LIBERALISME, j’écris ton nom
Dans les égouts des favelas, les murs gris des banlieues, les trottoirs des sans logis, parmi lesquels un nombre de plus en plus élevé travaille durement sans accès possible au minimum de dignité, dans les communautés pillées et abandonnées, de toutes couleurs, de tous pays, j‘écris ton nom!
LIBÉRALISME.
Dans la réserve de l’Indien chassé de chez lui, sur le bateau du petit pêcheur noyé dans les filets géants, dans le champ du petit paysan désertifié par la grande Entreprise, sur la ruche de l’abeille asphyxiée, et la vague polluée, et tant et tant de lieus où je pourrais écrire ton nom,
LIBERALISME!
J’écris ton nom, mais je ne te chéris pas.
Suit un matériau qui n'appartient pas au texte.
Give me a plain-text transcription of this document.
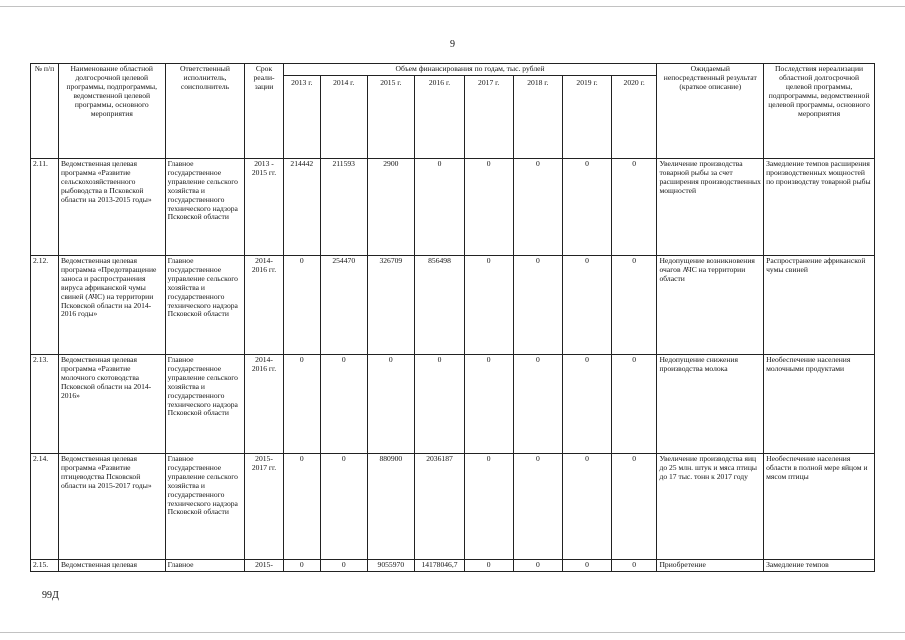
9
№ п/п	Наименование областной долгосрочной целевой программы, подпрограммы, ведомственной целевой программы, основного мероприятия	Ответственный исполнитель, соисполнитель	Срок реали- зации	Объем финансирования по годам, тыс. рублей								Ожидаемый непосредственный результат (краткое описание)	Последствия нереализации областной долгосрочной целевой программы, подпрограммы, ведомственной целевой программы, основного мероприятия
				2013 г.	2014 г.	2015 г.	2016 г.	2017 г.	2018 г.	2019 г.	2020 г.		
2.11.	Ведомственная целевая программа «Развитие сельскохозяйственного рыбоводства в Псковской области на 2013-2015 годы»	Главное государственное управление сельского хозяйства и государственного технического надзора Псковской области	2013 - 2015 гг.	214442	211593	2900	0	0	0	0	0	Увеличение производства товарной рыбы за счет расширения производственных мощностей	Замедление темпов расширения производственных мощностей по производству товарной рыбы
2.12.	Ведомственная целевая программа «Предотвращение заноса и распространения вируса африканской чумы свиней (АЧС) на территории Псковской области на 2014-2016 годы»	Главное государственное управление сельского хозяйства и государственного технического надзора Псковской области	2014- 2016 гг.	0	254470	326709	856498	0	0	0	0	Недопущение возникновения очагов АЧС на территории области	Распространение африканской чумы свиней
2.13.	Ведомственная целевая программа «Развитие молочного скотоводства Псковской области на 2014-2016»	Главное государственное управление сельского хозяйства и государственного технического надзора Псковской области	2014- 2016 гг.	0	0	0	0	0	0	0	0	Недопущение снижения производства молока	Необеспечение населения молочными продуктами
2.14.	Ведомственная целевая программа «Развитие птицеводства Псковской области на 2015-2017 годы»	Главное государственное управление сельского хозяйства и государственного технического надзора Псковской области	2015- 2017 гг.	0	0	880900	2036187	0	0	0	0	Увеличение производства яиц до 25 млн. штук и мяса птицы до 17 тыс. тонн к 2017 году	Необеспечение населения области в полной мере яйцом и мясом птицы
2.15.	Ведомственная целевая	Главное	2015-	0	0	9055970	14178046,7	0	0	0	0	Приобретение	Замедление темпов
99Д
Il faut être d’un illettrisme social, sociologique, psychologique et éthique crasse pour associer ainsi ces deux mots! C’est hélas le genre de raccourci qui va frapper les plus vulnérables. Le référentiel qui fait autorité et le besoin de sécurité sont nécessaires à l’homme, et il prend ce qui lui semble le plus à sa portée.

Libéralisme serait à prendre dans un sens générique, à désigner tous ceux qui se donnent autorité arbitrairement pour utiliser les autres sans les reconnaître comme égaux à des fins mégalos ou paranos sans rapports avec la nécessité du vivant. Il y en a toujours eu depuis que l’humanité existe. La nouveauté avec le libéralisme, c’est qu’il s’est érigé en système, argumenté à partir d’une fausse rationalité, et réussit à prendre le pas sur toutes les autres institutions&#61628;enfin presque, ce qui rend les responsabilités très diffuses et par conséquence difficilement atteignables.
En écrivant « érigé » en système, je me fais la remarque que le terme est particulièrement heureux, étant donné que le moteur de cette compétition internationale se situe plus au niveau des couilles qu’à celui de la tête et du coeur !
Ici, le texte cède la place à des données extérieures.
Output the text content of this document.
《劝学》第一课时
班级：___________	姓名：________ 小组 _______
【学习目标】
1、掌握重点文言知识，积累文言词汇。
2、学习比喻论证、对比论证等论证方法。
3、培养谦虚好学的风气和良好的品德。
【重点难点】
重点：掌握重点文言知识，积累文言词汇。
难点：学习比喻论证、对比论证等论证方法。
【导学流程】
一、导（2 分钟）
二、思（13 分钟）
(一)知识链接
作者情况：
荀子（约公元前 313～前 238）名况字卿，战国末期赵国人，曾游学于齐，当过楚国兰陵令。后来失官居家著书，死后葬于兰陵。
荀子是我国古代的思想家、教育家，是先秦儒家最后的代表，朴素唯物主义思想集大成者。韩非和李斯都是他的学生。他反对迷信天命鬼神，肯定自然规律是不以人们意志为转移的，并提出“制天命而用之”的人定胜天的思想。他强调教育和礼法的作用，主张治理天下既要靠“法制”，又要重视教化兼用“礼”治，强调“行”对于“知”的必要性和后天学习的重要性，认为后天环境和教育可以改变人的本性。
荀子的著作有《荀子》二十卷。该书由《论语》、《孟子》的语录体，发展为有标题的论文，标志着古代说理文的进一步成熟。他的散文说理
Il y a heureusement des individus qui résistent, ici et ailleurs.
Je me souviens d’une femme du Burkina Faso, chef d’une petite entreprise, à qui on avait donné des subventions . Elle les avait utilisées pour améliorer son entreprise, à sa manière. Quelqu’un lui a demandé pourquoi elle ne s’était pas davantage mécanisée, ce qui lui aurait apporté plus de profits. « Nous sommes une entreprise avec mes employés, et il est plus important de préserver le tissu social et les rapports humains! » a-t-elle répondu.
Peut-être faudrait-il envoyer certains de nos décideurs en stage de réinsertion chez elle pour qu’ils se souviennent qu’il ne suffit pas d’une machine à calculer pour assumer des responsabilités sociales, et soigner l‘amnésie de leur humanité et leur hémiplégie identitaire.

La situation est complexe, et il ne faut pas manquer de courage pour la regarder en face et en parler sans langue de bois de fausses évidences. Sinon, il n‘y aurait plus qu‘à baisser les bras en sachant que, comme l’écrivait un des compatriotes d’origine de M. Sarkozy , Jerzy Lec: « Certains hommes ne sont absolument pas doués pour voir la vérité. Si vous saviez, en revanche, comme leurs mensonges respirent la sincérité. ».
Voir une majorité d’Américains derrière Bush, à y croire comme des moutons qu’ils allaient apporter la démocratie et faire la peau du terrorisme avec la guerre en Irak! A devoir constater l’effet inverse, le réveil est rude...mais bon! Il y a quand même semblant de réveil...
Évitons les procès d’intention, mettons cela sur le dos de l’ignorance.